Modern day underfloor heating has become popular as people do not wish to walk over cold and clammy floors in the winter months, plus as heat rises, it is a really good way to heat your entire home effectively and easily.
There are two main types of underfloor heating systems and they are:
Hot Water Heating Systems
This version of underfloor heating is more suited to newly built homes, as it requires a lot of space under the floor for the installation of the hot water pipes.
If this type of system is being fitted retrospectively then it may require the existing floor to be raised above its current position, something that is not going to be possible in an existing kitchen or bathroom.
Another downside to this option is the cost, which could run into thousands of pounds, due to the more complicated installation procedure.

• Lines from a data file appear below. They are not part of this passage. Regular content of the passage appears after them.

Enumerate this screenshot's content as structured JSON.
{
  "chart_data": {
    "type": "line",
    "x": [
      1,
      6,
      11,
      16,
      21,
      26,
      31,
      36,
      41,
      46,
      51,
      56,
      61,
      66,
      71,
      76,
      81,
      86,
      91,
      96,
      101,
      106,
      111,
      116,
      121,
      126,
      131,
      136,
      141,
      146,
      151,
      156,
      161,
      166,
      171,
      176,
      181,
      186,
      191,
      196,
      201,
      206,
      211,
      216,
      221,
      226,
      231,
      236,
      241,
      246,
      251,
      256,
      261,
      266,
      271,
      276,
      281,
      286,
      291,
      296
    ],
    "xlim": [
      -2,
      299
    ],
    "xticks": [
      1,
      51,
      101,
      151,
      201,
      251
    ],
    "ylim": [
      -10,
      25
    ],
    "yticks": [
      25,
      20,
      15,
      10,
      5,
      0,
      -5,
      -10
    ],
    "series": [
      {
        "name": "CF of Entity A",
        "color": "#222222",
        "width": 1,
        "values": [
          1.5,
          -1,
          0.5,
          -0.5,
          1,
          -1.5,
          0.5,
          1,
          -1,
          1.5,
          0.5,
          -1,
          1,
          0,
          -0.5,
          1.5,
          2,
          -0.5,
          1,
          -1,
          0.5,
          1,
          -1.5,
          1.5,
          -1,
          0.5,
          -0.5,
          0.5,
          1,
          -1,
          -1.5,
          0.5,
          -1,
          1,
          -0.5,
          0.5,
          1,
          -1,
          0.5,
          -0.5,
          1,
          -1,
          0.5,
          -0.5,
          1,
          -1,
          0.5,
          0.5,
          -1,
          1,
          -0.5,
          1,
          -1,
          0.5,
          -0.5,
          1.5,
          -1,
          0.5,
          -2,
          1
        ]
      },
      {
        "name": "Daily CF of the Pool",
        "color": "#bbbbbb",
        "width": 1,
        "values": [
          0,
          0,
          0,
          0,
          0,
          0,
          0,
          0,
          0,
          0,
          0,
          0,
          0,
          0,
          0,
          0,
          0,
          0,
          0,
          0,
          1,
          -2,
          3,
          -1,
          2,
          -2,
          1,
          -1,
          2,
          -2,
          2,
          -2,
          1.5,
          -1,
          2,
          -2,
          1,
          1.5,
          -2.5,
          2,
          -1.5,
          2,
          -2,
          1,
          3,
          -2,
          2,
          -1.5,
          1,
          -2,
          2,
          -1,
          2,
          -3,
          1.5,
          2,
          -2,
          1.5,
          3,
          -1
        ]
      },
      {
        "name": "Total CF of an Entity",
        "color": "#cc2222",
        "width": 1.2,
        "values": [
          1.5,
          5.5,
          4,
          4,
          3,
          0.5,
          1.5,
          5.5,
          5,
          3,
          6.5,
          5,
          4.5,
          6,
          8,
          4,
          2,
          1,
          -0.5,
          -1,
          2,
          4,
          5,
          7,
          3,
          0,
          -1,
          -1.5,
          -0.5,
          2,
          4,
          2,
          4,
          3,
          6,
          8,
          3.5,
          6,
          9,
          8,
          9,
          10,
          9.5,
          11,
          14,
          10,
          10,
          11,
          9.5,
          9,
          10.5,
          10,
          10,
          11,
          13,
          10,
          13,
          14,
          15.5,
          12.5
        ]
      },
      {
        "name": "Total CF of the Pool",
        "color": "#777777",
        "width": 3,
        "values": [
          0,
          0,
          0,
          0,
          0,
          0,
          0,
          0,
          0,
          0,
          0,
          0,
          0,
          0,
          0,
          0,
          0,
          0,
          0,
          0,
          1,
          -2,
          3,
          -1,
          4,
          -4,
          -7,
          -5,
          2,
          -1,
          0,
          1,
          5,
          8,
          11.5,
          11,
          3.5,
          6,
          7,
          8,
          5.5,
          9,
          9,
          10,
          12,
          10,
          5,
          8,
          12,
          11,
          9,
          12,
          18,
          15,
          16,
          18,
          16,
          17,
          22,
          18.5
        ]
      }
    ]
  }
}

Electronic Underfloor Heating
This system is more suited to existing homes than the water based system as it is easier to install. It works by heating a series of electric wires which will be installed under the floor, and there are a number of different varieties depending on the floor space that needs to be covered.
Insulation is fitted in order to make sure that the heat is directed upwards rather than down, and this is followed by a level of screed to even out the floor. The cables are then added and the existing flooring placed back on top.
Although this type of heating is more suited to tiled or stone flooring, it can be used under carpeted flooring also, although it is important to make sure that the carpet is not too dense so that it blocks the heat from rising up.
The Advantages of Underfloor Heating
Although it is costly to install compared to other forms of heating, such as central heating, underfloor heating will be more cost effective in the long run as the heat can quickly warm up a home. One downside of underfloor heating is that it is costly and difficult to repair if something goes wrong, as well as causing much more upheaval.